Herkes yaftalanmış hayatlarından sıyrılıp kendinize bir hikaye seçin. Bu yazdıgim.ilk hikaye evet. Amatör bir ağızdan yazsam da ne kadar, oldukça vakit alıyor. Hele o can alıcı cümleler..

Egemen;

O gece, babamla akşam yemeği yemiştik. Babamın bitmeyen işlerinden o gece bir telefon gelmiş, telefonun acil olduğunu söyleyip erken ayrılmak zorunda kalmıştı.

Zaten şu sıralar benim bilmediğim,yolunda gitmeyen birtakım şeyler vardı. Babam her zaman bize pek birşey sızdırmazdı.

Bizim yanımızda herşeyin yolunda olduğunu söyleyip kestirip atardı.

Belki bunu bizi birşeylerden kollamak için yapıyor olabilirdi ama anneme yaptığı gibi benden saklayamazdı.

Bu yıl Tıp'tan mezun olmuştum ama son olarak lisansım için Londra'ya gitme kararı almıştım.
Zaten bu gecede babamla bu konuyu konuşmak için bir araya gelmiştik.

Ona kendi açmak istediğim muayeneden bahsetmiştim. Babamın beni pek desteklediği düşünülemezdi o daha çok ' o çok emek verdiği' holdinginin başına geçmemi istiyordu.

Çiftlik evinden ayrılarak babamla ayrı arabalarımıza bindik.

Motoru çalıştırıp,evin avlusundan ayrılırkan patika yola girdim.

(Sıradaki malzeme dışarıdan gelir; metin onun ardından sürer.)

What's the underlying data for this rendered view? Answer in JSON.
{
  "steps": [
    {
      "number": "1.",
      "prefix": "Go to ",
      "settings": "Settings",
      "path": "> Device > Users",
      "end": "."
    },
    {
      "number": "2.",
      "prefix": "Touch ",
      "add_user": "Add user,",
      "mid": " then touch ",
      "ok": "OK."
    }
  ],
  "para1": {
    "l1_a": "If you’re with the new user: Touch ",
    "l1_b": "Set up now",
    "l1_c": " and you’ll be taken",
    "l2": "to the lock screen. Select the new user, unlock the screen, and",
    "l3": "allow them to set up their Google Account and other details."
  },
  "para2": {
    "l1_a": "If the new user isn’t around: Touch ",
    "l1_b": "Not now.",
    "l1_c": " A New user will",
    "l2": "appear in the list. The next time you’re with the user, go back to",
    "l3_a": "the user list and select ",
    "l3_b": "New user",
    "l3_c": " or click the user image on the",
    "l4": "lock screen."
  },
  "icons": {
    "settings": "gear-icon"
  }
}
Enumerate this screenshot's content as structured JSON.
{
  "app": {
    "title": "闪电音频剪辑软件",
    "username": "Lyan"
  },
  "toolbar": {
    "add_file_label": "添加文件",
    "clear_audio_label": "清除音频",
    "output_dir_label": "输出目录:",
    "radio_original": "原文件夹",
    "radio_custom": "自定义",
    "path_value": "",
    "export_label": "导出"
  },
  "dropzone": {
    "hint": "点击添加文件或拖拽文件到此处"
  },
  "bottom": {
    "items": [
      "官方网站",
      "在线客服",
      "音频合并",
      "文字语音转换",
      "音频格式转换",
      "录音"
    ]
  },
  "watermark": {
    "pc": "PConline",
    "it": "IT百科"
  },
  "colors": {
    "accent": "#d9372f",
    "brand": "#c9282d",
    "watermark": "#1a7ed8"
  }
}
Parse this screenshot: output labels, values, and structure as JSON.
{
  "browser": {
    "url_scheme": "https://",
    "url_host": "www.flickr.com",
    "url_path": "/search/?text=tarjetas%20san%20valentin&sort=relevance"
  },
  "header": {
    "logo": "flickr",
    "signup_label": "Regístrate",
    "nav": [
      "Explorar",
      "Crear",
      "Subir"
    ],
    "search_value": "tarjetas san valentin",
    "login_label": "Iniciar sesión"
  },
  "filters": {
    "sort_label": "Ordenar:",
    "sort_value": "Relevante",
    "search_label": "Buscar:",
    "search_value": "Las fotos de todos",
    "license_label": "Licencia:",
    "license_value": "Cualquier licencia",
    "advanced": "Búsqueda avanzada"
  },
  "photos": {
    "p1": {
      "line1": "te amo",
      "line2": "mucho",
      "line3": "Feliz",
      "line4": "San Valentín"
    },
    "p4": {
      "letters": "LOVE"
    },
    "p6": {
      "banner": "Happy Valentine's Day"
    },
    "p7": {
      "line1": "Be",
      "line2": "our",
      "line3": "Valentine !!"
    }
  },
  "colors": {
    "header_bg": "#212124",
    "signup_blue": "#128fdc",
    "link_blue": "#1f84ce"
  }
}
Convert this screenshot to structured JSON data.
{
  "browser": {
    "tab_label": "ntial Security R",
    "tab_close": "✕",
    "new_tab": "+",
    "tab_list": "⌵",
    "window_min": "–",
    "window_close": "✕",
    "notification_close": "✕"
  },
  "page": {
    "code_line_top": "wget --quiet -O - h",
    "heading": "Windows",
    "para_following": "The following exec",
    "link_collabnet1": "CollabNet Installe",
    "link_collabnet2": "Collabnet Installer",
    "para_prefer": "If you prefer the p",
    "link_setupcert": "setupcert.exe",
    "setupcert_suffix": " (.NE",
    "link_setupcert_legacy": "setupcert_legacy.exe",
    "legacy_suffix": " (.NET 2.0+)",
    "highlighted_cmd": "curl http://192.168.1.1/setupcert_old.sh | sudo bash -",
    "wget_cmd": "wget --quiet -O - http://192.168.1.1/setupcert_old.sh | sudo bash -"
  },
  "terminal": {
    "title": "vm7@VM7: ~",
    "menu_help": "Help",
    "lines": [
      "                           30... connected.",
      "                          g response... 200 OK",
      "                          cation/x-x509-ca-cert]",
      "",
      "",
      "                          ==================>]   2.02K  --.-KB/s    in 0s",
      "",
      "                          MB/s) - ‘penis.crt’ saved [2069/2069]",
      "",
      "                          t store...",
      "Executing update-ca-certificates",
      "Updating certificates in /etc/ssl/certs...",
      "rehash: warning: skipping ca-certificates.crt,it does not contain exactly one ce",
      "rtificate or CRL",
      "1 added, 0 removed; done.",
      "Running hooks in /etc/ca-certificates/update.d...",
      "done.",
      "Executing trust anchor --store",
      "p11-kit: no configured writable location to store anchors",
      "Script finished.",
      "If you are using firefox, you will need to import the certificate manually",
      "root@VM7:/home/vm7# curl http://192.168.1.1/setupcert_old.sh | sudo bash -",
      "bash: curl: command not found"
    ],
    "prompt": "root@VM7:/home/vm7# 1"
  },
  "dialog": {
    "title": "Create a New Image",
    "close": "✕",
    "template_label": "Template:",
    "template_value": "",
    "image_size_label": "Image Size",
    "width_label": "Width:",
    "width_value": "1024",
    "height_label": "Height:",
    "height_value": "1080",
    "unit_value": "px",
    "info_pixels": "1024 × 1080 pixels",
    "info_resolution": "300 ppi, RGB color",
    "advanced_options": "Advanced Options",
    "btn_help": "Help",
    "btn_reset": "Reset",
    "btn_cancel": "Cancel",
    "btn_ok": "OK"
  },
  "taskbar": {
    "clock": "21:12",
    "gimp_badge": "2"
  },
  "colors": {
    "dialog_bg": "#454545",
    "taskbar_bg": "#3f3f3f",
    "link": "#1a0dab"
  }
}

Yol boyunca düşünmem için kendime vakit tanıyordum.

İnsan düşünerek zihnini zehirleyebilirdi öyle değil mi?

Belki o zehir şu an kafamın içindeydi buna emin değildim.

Kafam oldukça bulanıktı, bu gecede oldukca içmiştim.

Karşıdan beliren bir silüet dikkatimi bir araya toplamamı sağladı.

Bir hayvan olabildi belki farlardan çıkan ışığın vurduğu yerlere baktığımda kimse yoktu, kafamı sağa sola sallayıp tekrar tüm dikkatimi tekrara yola verdim.

Belki de ben gördüm zannediyordum. Direksiyonu iyice kavradım düşürdüğüm hızımı daha da arttırdım.

Bu sefer gördüğümü zannettiğim silüet birden önüme fırlamıştı, kaportadan darbe almıştı.

Aniden yaptığım frenle şaşkınlıkla kalmıştım. Emniyet kemerinden kurtulup kendimi dışarı attım.

Bu.. bu bir kızdı. 17/18 yaşlarındaydı en fazla.Bir kızın bu saatte bu ormanda işi vardı?

Çok korkmuş olduğunu anlamak kolaydı, ay gibi suratı bembeyaz buz kesilmişti, küçücük bedeninden kalbi fırlayacak gibiydi, terden saçları alnına yapışmış, bakışlarıyla adete yardım dilenir gibi, kaşlarını çattı.

Gözlerimle bedenindeki hasarla bakmaya çalıştım ama bir kanaması varmış gibi durmuyordu.

Yüzü solgun ve beyzadı, kollarında da hafif morluklar vardı.

Kim..kim neden böyle bir şey yapabilirdi?

Kızın suratına o kadar dalmıştı birbirimize şakınlıkla bakarken ormandan yankılanan silah sesiyle kız daha çok irkildi.

Elim belimedeki silaha gitti. Babamla her çiftlik evine geldiğimizde yanıma mutlaka almak zorunda kalıyordum.

Babamın ihale rakipleri veya ezeli düşmanları ara sıra ziyaret ediyorlardı, buda telefon gibi bişeydi benim için, ya torpidoda ya da belimde dururdu.

Silah sesi hiç hoş olmamıştı, yanımda ki silahıda bu gece kullanmak istemiyordum, zorda kalmadığım sürece .

Bakışlarımı kızın kollarından, onun yardım dilenen bakışlarına kaldırdım. Arabayı işaret ederek "Hadi, bin." dedim aceleyle.